Brentford’s Chief Executive Jon Varney says: “Alan and his team have played a pivotal role in our move to our new home. Over the past challenging six months Alan and his Operations Team have not only ensured a successful and seamless move from Griffin Park they have also navigated us through the COVID protocols at Jersey Road and at our offices on Great West Road. Walshy has an exceptional can do attitude and is an influential and respected member of our Leadership Team, sadly his only negative is his avid support of Manchester United!”
Those visitors who have been shown around the stadium by Alan remark on his obvious pride and passion in what he has helped to create. ‘Looking out over the new stadium, it feels pretty good. We have been fortunate in having an owner like Matthew who has invested in us as people and invested in the club and this project. We have a great venue, a great location. Am I passionate about the stadium? Absolutely, it’s not the biggest one in the world but this isn’t about size it’s about atmosphere. We haven’t held back in the design, we’ve spent where we needed to spend. I think it will be a great day when we can get all our 10,000 plus season-ticket holders in here. I think a lot of people say they miss Griffin Park, totally agree, we should never forget Griffin Park so we’ve brought the Trotta crossbar to install in the West Stand concourse, it is part of the club and its history. We’ve also brought some of the red and white posts from Ealing Road to put in the West Stand.

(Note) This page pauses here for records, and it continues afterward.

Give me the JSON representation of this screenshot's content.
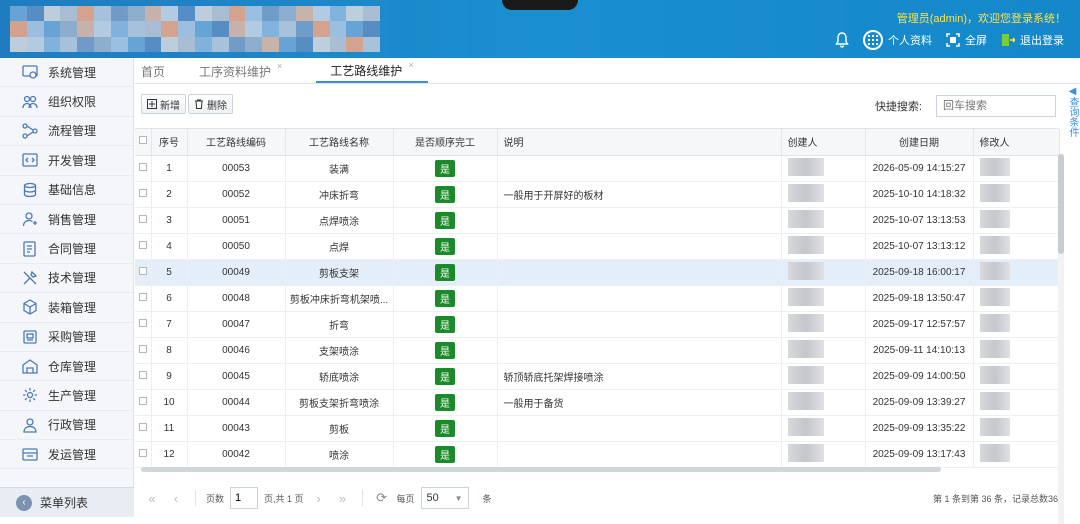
{
  "header": {
    "welcome": "管理员(admin)，欢迎您登录系统！",
    "profile_label": "个人资料",
    "fullscreen_label": "全屏",
    "logout_label": "退出登录"
  },
  "sidebar": {
    "items": [
      {
        "label": "系统管理",
        "icon": "system-settings-icon"
      },
      {
        "label": "组织权限",
        "icon": "users-icon"
      },
      {
        "label": "流程管理",
        "icon": "flow-icon"
      },
      {
        "label": "开发管理",
        "icon": "code-icon"
      },
      {
        "label": "基础信息",
        "icon": "database-icon"
      },
      {
        "label": "销售管理",
        "icon": "sales-user-icon"
      },
      {
        "label": "合同管理",
        "icon": "contract-icon"
      },
      {
        "label": "技术管理",
        "icon": "tools-icon"
      },
      {
        "label": "装箱管理",
        "icon": "box-icon"
      },
      {
        "label": "采购管理",
        "icon": "purchase-icon"
      },
      {
        "label": "仓库管理",
        "icon": "warehouse-icon"
      },
      {
        "label": "生产管理",
        "icon": "production-gear-icon"
      },
      {
        "label": "行政管理",
        "icon": "admin-user-icon"
      },
      {
        "label": "发运管理",
        "icon": "shipping-icon"
      }
    ],
    "footer_label": "菜单列表"
  },
  "tabs": [
    {
      "label": "首页",
      "closable": false,
      "active": false
    },
    {
      "label": "工序资料维护",
      "closable": true,
      "active": false
    },
    {
      "label": "工艺路线维护",
      "closable": true,
      "active": true
    }
  ],
  "toolbar": {
    "add_label": "新增",
    "delete_label": "删除"
  },
  "search": {
    "label": "快捷搜索:",
    "placeholder": "回车搜索"
  },
  "query_panel_label": "查询条件",
  "table": {
    "headers": [
      "序号",
      "工艺路线编码",
      "工艺路线名称",
      "是否顺序完工",
      "说明",
      "创建人",
      "创建日期",
      "修改人"
    ],
    "rows": [
      {
        "no": "1",
        "code": "00053",
        "name": "装满",
        "seq": "是",
        "desc": "",
        "date": "2026-05-09 14:15:27"
      },
      {
        "no": "2",
        "code": "00052",
        "name": "冲床折弯",
        "seq": "是",
        "desc": "一般用于开屏好的板材",
        "date": "2025-10-10 14:18:32"
      },
      {
        "no": "3",
        "code": "00051",
        "name": "点焊喷涂",
        "seq": "是",
        "desc": "",
        "date": "2025-10-07 13:13:53"
      },
      {
        "no": "4",
        "code": "00050",
        "name": "点焊",
        "seq": "是",
        "desc": "",
        "date": "2025-10-07 13:13:12"
      },
      {
        "no": "5",
        "code": "00049",
        "name": "剪板支架",
        "seq": "是",
        "desc": "",
        "date": "2025-09-18 16:00:17"
      },
      {
        "no": "6",
        "code": "00048",
        "name": "剪板冲床折弯机架喷...",
        "seq": "是",
        "desc": "",
        "date": "2025-09-18 13:50:47"
      },
      {
        "no": "7",
        "code": "00047",
        "name": "折弯",
        "seq": "是",
        "desc": "",
        "date": "2025-09-17 12:57:57"
      },
      {
        "no": "8",
        "code": "00046",
        "name": "支架喷涂",
        "seq": "是",
        "desc": "",
        "date": "2025-09-11 14:10:13"
      },
      {
        "no": "9",
        "code": "00045",
        "name": "轿底喷涂",
        "seq": "是",
        "desc": "轿顶轿底托架焊接喷涂",
        "date": "2025-09-09 14:00:50"
      },
      {
        "no": "10",
        "code": "00044",
        "name": "剪板支架折弯喷涂",
        "seq": "是",
        "desc": "一般用于备货",
        "date": "2025-09-09 13:39:27"
      },
      {
        "no": "11",
        "code": "00043",
        "name": "剪板",
        "seq": "是",
        "desc": "",
        "date": "2025-09-09 13:35:22"
      },
      {
        "no": "12",
        "code": "00042",
        "name": "喷涂",
        "seq": "是",
        "desc": "",
        "date": "2025-09-09 13:17:43"
      }
    ],
    "selected_row": 5
  },
  "pager": {
    "page_label": "页数",
    "current_page": "1",
    "total_pages_text": "页,共 1 页",
    "per_page_label": "每页",
    "per_page_value": "50",
    "unit_label": "条",
    "info": "第 1 条到第 36 条，记录总数36"
  },
  "colors": {
    "header_bg": "#1a8fd0",
    "welcome_text": "#ffe14a",
    "badge_green": "#1a8a2a",
    "selected_row_bg": "#e4eef9",
    "active_tab_underline": "#3a8ee6"
  }
}
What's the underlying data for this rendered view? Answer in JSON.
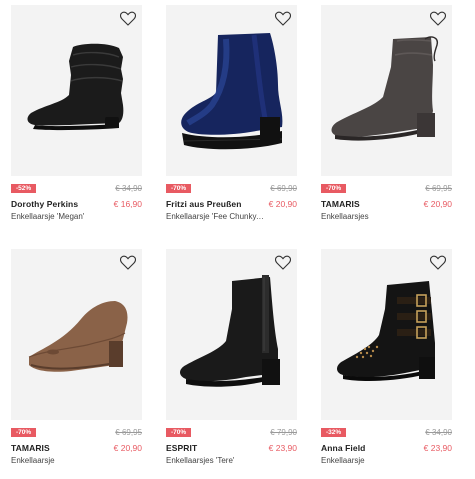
{
  "colors": {
    "sale": "#e85a62",
    "image_bg": "#f3f3f3",
    "old_price": "#9a9a9a"
  },
  "products": [
    {
      "brand": "Dorothy Perkins",
      "name": "Enkellaarsje 'Megan'",
      "discount": "-52%",
      "old_price": "€ 34,90",
      "new_price": "€ 16,90",
      "icon": "ankle-boot-black-slouch-icon"
    },
    {
      "brand": "Fritzi aus Preußen",
      "name": "Enkellaarsje 'Fee Chunky...'",
      "discount": "-70%",
      "old_price": "€ 69,90",
      "new_price": "€ 20,90",
      "icon": "ankle-boot-blue-velvet-icon"
    },
    {
      "brand": "TAMARIS",
      "name": "Enkellaarsjes",
      "discount": "-70%",
      "old_price": "€ 69,95",
      "new_price": "€ 20,90",
      "icon": "ankle-boot-grey-suede-icon"
    },
    {
      "brand": "TAMARIS",
      "name": "Enkellaarsje",
      "discount": "-70%",
      "old_price": "€ 69,95",
      "new_price": "€ 20,90",
      "icon": "pump-brown-icon"
    },
    {
      "brand": "ESPRIT",
      "name": "Enkellaarsjes 'Tere'",
      "discount": "-70%",
      "old_price": "€ 79,90",
      "new_price": "€ 23,90",
      "icon": "ankle-boot-black-elastic-icon"
    },
    {
      "brand": "Anna Field",
      "name": "Enkellaarsje",
      "discount": "-32%",
      "old_price": "€ 34,90",
      "new_price": "€ 23,90",
      "icon": "ankle-boot-studded-buckles-icon"
    }
  ]
}
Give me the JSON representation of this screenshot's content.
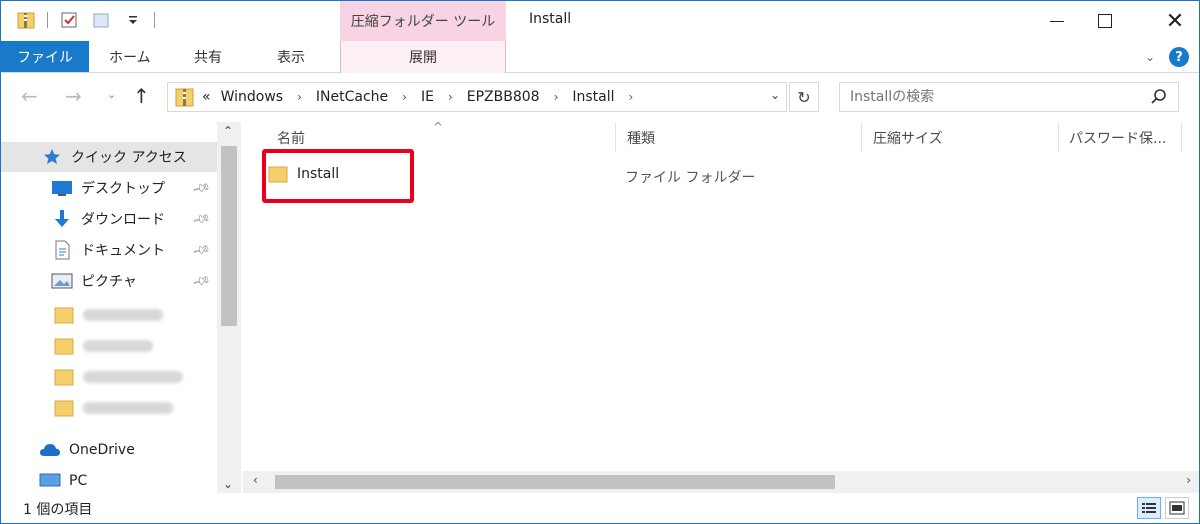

Alan is optimistic that the fans will like the new stadium because “the majority of people who come here so far go ‘wow’. It is a nice achievement for me and my team. Wembley got handed over a year late, Tottenham’s stadium got handed over ten months late, we said we’d be ready for this season and we were. I think everybody associated with Brentford should be proud, we have done it the Brentford way and I’m sure the club will make history and continue to do that.”
Now he has one job rather than three, Alan just might have a little more spare time for his saxophone. “I played with Geno Washington just before 2012, I also did some work with The Foundations. Before COVID I still played in corporate bands, function bands, one is called The Chance Band. They’d ask if I was available on a certain date, it might be anywhere in the UK. I’d look at the fixture list and if there was a home game I’d have to pass up that chance and somebody would stand in for me. If Brentford were away that day I’d tell them ‘I’m available’.”
So when the day returns that music venues can get back to normal keep an eye out for that saxophone player on the right.